Alfalfa makes a good drought-resistant perennial cover crop for areas not in use and for parts of the garden that are vacant between early and late plantings. Tilled as a green manure, alfalfa adds fertility, stimulates microbial activity and aerates the soil. There are even "summer" varieties that die over the winter and can be overplanted without tilling.
An even simpler approach is to mow off alfalfa repeatedly and add the residue to your compost pile. Wait until purple flowers appear, then cut them with a mower, a weed whacker or scythe. Grown in fertile, well-drained soil with a neutral pH, it should give you four cuts per season, chock-full of trace elements, with an ideal carbon-nitrogen ratio to help your compost heat up.
Simpler still, but more expensive, is to apply bagged, dehydrated alfalfa meal directly to the soil. At our farm it adds a boost of nitrogen, well-balanced with potassium and phosphorous, when we rip out one crop and plant another. For every 25 square feet of garden, we sprinkle on an amount that fills a one-quart yogurt container, raking it in thoroughly but shallowly. If garden supply stores near you don't carry alfalfa meal, you can order it from Peaceful Valley Farm Supply (http:/
Alfalfa also comes dried in pellet form, as feed for such animals as rabbits and llamas. It's even used as bedding for reptiles such as land tortoises, bearded dragons and iguanas. For garden use, look in feed stores for pelleted alfalfa in its pure form.
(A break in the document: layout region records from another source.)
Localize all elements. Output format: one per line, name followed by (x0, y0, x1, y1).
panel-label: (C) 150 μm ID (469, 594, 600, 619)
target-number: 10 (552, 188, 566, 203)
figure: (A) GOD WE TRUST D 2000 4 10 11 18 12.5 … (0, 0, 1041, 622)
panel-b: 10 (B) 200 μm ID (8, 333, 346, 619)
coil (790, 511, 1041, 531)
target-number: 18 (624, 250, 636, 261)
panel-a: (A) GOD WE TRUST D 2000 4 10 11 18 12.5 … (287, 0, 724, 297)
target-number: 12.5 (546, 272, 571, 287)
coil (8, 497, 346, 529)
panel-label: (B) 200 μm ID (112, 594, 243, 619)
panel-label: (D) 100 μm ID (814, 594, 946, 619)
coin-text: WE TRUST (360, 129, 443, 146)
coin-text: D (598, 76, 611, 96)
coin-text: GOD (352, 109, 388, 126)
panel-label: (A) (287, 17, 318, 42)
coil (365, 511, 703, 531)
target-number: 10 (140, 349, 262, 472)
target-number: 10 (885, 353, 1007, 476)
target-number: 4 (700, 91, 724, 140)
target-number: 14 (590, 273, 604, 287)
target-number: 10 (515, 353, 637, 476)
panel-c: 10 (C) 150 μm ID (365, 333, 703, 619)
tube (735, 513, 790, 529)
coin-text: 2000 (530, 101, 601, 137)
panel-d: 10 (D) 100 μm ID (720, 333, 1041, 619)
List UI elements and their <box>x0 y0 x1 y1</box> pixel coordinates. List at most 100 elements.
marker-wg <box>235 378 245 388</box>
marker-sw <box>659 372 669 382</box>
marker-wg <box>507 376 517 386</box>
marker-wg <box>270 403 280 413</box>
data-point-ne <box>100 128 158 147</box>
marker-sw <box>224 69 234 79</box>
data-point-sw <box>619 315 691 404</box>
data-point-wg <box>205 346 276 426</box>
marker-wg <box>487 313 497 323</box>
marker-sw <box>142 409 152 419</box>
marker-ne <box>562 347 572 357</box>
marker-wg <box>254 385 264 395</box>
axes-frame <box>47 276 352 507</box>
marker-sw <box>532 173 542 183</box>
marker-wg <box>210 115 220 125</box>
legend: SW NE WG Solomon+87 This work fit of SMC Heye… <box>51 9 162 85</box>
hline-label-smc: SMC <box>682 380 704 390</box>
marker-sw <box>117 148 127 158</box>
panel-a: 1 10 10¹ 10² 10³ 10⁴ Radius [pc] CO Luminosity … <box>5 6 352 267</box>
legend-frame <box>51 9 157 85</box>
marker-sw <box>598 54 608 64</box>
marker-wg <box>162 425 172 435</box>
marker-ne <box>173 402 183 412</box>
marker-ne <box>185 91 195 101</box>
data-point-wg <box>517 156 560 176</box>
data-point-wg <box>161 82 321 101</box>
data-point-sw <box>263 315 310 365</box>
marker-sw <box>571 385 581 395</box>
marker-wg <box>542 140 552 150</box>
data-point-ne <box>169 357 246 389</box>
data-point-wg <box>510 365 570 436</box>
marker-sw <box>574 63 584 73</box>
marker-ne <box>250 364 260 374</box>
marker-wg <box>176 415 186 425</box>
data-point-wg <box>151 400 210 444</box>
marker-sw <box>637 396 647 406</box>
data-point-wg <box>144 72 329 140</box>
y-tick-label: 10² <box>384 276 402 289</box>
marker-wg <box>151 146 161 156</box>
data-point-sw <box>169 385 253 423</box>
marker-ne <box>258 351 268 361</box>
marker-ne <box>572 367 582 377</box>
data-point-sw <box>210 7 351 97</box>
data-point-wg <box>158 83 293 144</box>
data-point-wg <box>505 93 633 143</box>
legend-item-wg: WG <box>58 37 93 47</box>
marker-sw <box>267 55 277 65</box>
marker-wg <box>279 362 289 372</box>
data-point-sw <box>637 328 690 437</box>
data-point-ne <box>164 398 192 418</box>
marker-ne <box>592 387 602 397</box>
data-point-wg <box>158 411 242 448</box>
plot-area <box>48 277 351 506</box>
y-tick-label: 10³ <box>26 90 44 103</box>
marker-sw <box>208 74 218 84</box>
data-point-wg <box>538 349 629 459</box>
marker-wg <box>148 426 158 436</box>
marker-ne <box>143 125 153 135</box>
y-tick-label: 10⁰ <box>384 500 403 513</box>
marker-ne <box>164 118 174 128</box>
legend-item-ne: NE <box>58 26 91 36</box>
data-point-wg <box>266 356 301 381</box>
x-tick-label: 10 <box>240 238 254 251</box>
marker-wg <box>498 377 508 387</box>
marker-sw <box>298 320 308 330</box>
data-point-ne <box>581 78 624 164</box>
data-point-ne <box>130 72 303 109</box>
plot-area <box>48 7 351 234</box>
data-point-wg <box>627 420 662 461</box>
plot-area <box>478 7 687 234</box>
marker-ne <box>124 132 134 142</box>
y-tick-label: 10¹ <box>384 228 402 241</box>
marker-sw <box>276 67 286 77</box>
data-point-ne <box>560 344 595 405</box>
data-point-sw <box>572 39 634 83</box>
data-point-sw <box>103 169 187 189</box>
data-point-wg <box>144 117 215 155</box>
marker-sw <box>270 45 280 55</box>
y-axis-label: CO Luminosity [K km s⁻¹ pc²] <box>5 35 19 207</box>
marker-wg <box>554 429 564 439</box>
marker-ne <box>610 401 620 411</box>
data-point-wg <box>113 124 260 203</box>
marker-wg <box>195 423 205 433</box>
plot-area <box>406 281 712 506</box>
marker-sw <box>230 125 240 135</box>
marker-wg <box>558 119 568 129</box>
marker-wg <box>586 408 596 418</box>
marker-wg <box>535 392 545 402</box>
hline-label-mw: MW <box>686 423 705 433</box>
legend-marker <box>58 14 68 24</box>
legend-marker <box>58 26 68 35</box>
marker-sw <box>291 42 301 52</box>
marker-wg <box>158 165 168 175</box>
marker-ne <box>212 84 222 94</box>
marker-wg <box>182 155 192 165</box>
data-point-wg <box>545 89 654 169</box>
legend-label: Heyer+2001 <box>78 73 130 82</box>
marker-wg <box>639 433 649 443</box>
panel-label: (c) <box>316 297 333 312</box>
Rose growers revere alfalfa, scattering pellets or meal around the bushes or brewing either into a tea to spray as a foliar feed. My Kansas gardening friend Lynn Byczynski swears by pellets as a nutritious garden mulch. She likes the way they form a weed-deterring crust.
Personally, I like the idea of turning a corner of the yard into a mow-and-grow alfalfa patch, providing a steady supply of alfalfa hay for mulching, tilling-in or compost-pile-building. Maybe the rabbits would even prefer it to my peas.